By LAMECH JOHNSON
Tribune Staff Reporter
ljohnson@tribunemedia.net
TWO people accused in separate high-profile criminal cases were denied bail in the Supreme Court yesterday.
The first case involved a second attempt by Lyndera Curry to seek a bond before her March 2015 trial before Senior Justice Jon Isaacs in connection with the murder last year of businessman Kurt McCartney.
However, as the judge previously stated in December when he denied her bail, he was still of the view that there was a possibility of witness interference if the 20-year-old Plantol Street was given bail.
“You have a right to appeal my decision to the Court of Appeal,” he told Curry and her lawyer, Geoffrey Farquharson.

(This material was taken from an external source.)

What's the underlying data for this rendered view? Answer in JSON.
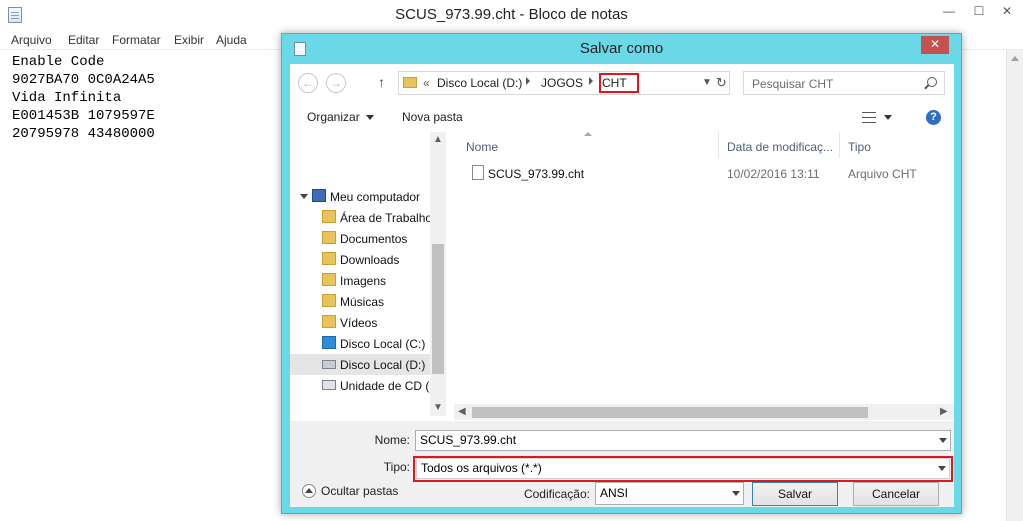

Curry is charged, along with Sumya Ingraham, 26, also of Plantol Street, Thorne Edwards, 23, and Okell Farrington, 31, of Pinewood Gardens. They are alleged to have intentionally caused the death of Richard Kurt McCartney on October 24, 2013.
They were also charged with armed robbery. It is claimed that while armed with a handgun, they robbed McCartney of his 2007 Hummer vehicle, valued at $37,000.
McCartney, the brother of DNA leader Branville McCartney, was shot and killed in Gambier Village. His Hummer was discovered by police a few hours after his death east of the Traveller’s Rest restaurant. The accused were not required to enter a plea to either of the charges and were remanded to Her Majesty’s Prison.
A fifth person, 42-year-old Terry Delancy, the owner of Virgo Car Rental, was charged with being an accessory after the fact. He is accused of enabling Curry, Ingraham, Edwards and Farrington to avoid due process of the law. He pleaded not guilty to the charge.
Delancy was granted $15,000 bail with one surety. He was ordered to be electronically monitored.
In the second matter before Senior Justice Isaacs, Mr Farquharson was further informed that his client, Adrian Stubbs, would be denied bail because there had been no unreasonable delays in the handling of his case.
Stubbs, 22, faces three counts each of armed robbery and attempted murder – and a single charge of receiving in connection with the shooting and robbery of a College of the Bahamas assistant professor and her son inside their home on February 11.
It is alleged that on the day in question he attempted to kill Judith, Martin and Moses Blair while robbing the family of $2,100 cash, a laptop, a $700 Samsung cellphone, a wallet that held a driver’s licence and Canadian citizenship card and a red bag worth $90.
He is further alleged to have received the laptop belonging to Judith Blair.
Mrs Blair, 68, and her son Marvin, 34, were shot when two masked gunmen broke into their home as she was tutoring her 14-year-old grandson around 2:30pm. The gunmen made off with cash and other items after the shooting.
Mrs Blair was shot in her stomach while her son was shot in his torso, which required immediate medical attention.